Overview
- Status: Under construction
- Termini: Chongqing West; Kunming South;

Service
- Operator(s): China Railway High-speed

Technical
- Line length: 699 km (434 mi)
- Number of tracks: 2
- Track gauge: 1,435 mm (4 ft 8+1⁄2 in)
- Minimum radius: Normal: 7,000 m (4.3 mi); difficult: 5,500 m (3.4 mi)
- Electrification: 25 kV 50 Hz AC (Overhead line)
- Operating speed: 350 km/h (217 mph)
- Maximum incline: Normal: 2%; difficult: 3%

= Chongqing–Kunming high-speed railway =

Railway line in China

The Chongqing–Kunming high-speed railway (渝昆高速铁路) is a high-speed railway line currently under construction in China. The line, which runs from Chongqing West to Kunming South, will be part of the Beijing–Kunming corridor. The line will be 699 km long and have a maximum speed of 350 km/h.

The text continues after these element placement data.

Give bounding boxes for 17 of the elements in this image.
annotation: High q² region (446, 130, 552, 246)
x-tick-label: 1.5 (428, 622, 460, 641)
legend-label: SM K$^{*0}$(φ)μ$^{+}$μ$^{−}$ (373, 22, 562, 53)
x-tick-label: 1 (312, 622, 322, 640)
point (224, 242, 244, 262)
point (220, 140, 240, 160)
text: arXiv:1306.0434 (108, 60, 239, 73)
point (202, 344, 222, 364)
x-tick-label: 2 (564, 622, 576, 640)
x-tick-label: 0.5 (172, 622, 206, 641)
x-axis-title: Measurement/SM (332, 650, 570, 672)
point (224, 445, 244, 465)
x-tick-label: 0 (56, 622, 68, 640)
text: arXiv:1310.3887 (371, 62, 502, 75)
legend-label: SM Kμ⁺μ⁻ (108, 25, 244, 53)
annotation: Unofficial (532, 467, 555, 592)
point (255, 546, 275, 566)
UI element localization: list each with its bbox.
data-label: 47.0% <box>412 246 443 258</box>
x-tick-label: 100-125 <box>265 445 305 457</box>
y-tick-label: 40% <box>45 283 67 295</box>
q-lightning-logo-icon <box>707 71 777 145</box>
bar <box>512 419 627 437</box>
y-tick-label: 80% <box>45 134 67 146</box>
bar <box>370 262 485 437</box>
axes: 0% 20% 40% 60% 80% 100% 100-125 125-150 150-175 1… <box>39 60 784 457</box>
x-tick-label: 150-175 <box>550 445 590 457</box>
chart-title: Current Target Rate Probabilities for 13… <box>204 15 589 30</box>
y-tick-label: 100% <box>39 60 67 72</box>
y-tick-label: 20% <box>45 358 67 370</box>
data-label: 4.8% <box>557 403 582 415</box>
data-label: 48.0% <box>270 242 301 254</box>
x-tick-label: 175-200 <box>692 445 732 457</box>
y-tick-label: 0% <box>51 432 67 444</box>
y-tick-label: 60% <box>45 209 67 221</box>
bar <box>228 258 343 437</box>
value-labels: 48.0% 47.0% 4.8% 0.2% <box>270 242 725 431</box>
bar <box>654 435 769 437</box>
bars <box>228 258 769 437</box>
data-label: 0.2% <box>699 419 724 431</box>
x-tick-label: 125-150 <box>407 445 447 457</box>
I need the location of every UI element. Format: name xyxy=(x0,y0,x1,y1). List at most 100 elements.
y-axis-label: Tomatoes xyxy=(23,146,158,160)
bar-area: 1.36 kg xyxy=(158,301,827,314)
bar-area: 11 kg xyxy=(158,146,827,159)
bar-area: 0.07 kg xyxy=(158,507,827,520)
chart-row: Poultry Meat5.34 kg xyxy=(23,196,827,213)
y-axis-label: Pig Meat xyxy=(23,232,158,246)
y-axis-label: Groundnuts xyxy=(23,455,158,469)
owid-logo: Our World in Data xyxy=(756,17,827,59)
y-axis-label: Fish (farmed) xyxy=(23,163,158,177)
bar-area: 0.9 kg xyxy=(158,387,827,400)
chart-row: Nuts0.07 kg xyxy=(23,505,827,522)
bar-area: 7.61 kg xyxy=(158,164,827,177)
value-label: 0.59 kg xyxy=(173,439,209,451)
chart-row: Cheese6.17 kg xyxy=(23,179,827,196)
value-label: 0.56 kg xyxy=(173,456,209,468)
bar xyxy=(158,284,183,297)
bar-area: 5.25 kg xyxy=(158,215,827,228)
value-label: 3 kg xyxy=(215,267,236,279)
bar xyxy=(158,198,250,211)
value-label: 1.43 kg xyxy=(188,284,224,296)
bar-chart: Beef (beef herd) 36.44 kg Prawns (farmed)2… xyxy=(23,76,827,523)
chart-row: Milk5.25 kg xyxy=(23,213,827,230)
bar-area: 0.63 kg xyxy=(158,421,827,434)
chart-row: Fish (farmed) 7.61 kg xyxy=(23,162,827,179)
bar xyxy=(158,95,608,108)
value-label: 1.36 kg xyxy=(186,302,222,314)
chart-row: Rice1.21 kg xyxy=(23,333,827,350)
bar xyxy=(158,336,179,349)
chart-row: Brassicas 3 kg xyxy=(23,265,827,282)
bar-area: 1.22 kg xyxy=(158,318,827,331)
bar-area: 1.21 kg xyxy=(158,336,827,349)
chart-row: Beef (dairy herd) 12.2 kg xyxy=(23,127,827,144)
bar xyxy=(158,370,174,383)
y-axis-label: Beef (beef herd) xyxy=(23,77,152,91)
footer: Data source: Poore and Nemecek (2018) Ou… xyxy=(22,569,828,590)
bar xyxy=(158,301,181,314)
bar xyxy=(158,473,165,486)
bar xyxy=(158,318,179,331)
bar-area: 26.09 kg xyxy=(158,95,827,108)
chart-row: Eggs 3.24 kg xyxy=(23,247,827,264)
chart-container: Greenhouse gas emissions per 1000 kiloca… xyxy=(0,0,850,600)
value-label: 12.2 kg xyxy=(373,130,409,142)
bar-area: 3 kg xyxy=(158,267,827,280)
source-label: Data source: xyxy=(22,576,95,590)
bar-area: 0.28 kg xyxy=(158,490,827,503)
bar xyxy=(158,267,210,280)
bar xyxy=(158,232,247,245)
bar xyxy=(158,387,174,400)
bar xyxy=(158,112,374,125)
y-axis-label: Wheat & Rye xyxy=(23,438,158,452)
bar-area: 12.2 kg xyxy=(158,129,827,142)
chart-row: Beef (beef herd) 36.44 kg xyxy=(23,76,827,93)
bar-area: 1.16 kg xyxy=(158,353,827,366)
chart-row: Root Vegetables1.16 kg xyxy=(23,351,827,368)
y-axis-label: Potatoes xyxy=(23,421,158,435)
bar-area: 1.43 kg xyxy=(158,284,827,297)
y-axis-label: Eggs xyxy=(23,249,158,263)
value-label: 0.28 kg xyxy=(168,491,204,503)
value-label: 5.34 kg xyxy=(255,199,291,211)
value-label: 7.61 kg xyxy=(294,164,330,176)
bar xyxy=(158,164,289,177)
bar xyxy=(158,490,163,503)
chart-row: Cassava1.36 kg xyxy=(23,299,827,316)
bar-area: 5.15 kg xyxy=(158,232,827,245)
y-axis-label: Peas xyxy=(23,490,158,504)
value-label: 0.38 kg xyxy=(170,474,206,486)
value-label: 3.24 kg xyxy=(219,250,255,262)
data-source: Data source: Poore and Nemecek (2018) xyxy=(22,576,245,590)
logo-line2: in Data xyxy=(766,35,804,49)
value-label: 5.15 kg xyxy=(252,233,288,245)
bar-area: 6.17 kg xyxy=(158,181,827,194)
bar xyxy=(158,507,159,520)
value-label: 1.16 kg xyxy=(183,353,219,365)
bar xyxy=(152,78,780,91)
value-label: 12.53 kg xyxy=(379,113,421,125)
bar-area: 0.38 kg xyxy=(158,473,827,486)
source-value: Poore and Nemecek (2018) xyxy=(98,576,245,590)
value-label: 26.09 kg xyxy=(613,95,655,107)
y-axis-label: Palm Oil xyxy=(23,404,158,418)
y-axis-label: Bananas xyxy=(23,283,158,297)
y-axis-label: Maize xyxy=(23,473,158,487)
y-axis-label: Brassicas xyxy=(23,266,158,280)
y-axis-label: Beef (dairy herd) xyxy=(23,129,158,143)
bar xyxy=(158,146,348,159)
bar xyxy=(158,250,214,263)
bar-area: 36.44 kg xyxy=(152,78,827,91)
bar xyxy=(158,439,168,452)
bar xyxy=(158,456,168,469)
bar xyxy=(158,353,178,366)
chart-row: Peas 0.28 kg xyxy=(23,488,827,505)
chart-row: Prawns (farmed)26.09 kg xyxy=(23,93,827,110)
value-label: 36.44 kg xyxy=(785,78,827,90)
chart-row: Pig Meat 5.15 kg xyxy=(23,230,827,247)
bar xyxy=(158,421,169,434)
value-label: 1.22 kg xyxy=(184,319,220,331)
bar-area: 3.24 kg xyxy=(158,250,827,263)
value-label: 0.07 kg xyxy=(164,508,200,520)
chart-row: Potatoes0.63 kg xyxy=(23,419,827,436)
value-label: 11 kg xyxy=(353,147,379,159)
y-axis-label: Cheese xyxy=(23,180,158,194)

Journey times from Kunming to Chengdu and Chongqing are expected to be around two hours.

Part of the line is the Yiliang tunnel, on the border of Yiliang County and Yanjin County, which would become the longest high-speed railway tunnel built for to a 350 km/h standard.

==History==
Construction on the Sichuan section began on 29 September 2019. Construction on the Yunnan section began on 20 December 2019.